Something to shout about again on Saturday at The Furnace as Old Colours bring their gorgeous, cinematic pop-folkiness to bear and if their last show there is anything to go by then it is going to be a real treat. Dub vibes come courtesy of Salisbury’s Badrat and opening the night are Armchair Commitee and Charlie Bath.

I’m resorting to using the “L-word” again as new-wave pioneer Wreckless Eric rocks up at the Rolleston aided and abetted by his wife Amy Rigby (pictured). The combination of the Stiff Records stalwart and the New Yorkers effortless pop (just check out Dancing With Joey Ramone from her back catalogue) makes for a finished sound that is as wonderful as it is unexpected.

It’s covers at Riffs Bar with the Hi-fidels, but my tip is get out there early enough to catch support act NewQuay Times who mix covers and originals in a set that conjures the likes of Lone Justice, Tom Petty and even Throwing Muses.
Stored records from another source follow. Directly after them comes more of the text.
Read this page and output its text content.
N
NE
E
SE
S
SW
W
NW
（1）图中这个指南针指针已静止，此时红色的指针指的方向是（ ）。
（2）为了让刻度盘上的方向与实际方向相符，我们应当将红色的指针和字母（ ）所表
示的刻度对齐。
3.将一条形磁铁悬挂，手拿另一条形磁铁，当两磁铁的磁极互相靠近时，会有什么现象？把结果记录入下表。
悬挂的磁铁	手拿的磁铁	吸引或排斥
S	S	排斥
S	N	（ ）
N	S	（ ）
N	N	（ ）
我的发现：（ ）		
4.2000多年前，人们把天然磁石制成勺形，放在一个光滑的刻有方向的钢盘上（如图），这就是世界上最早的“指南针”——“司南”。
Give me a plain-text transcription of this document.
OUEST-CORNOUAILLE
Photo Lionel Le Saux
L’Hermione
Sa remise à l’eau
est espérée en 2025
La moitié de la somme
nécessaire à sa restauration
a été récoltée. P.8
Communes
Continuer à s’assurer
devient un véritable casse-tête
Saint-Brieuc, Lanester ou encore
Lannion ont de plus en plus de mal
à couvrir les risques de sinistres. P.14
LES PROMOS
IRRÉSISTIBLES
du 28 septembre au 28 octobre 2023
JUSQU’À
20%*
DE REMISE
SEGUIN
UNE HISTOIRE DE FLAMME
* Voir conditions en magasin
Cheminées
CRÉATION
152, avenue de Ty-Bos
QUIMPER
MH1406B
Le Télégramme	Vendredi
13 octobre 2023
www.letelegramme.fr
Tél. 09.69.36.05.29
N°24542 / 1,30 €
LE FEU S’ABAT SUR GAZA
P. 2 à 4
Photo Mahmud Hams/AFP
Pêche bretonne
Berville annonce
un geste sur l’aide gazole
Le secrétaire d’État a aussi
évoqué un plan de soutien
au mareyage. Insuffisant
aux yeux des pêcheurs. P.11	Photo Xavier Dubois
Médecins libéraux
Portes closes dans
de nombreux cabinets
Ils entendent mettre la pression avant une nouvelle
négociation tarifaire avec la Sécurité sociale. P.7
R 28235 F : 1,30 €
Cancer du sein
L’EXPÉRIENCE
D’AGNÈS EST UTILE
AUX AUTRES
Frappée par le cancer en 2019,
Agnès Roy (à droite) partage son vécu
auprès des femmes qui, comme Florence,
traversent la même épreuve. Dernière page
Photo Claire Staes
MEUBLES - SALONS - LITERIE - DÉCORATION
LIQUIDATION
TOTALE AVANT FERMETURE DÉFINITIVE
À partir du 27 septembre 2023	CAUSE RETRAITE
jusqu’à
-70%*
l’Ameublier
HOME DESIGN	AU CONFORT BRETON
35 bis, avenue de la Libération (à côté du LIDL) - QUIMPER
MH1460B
It’s Sunday and its time for: Warning, warning, gross nepotism alert!! Right you have been warned. At the Beehive afternoon session Driftwood Fairy have popped all the way over from Berlin to deliver some quality folk-rock. The nepotism bit comes when I tell you that none other than Rich Millin, ubiquitous drummer, tutor, connoisseur of three for a tenner wines, friend and twit is at the kit. Not only will you get some great music, I’m sure it is going to be a messy sort of re-union.

Fans of more traditional folk music will want to keep Tuesday night free as Jamie Smiths Mabon bring original Celtic folk to the Arts Centre. On Wednesday there is a bit of a tussle going on for the acoustic fans. The ever-popular Running Horse Sessions will be playing host to Ethemia, a brilliant duo, with an effortless stage presence reminiscent of the recently defunct Civil Wars. Meanwhile, almost every other acoustic act in town is at The Furnace for Teenage Kicks Acoustic Spring Break, no space left to list them all, I’ll leave that up to you.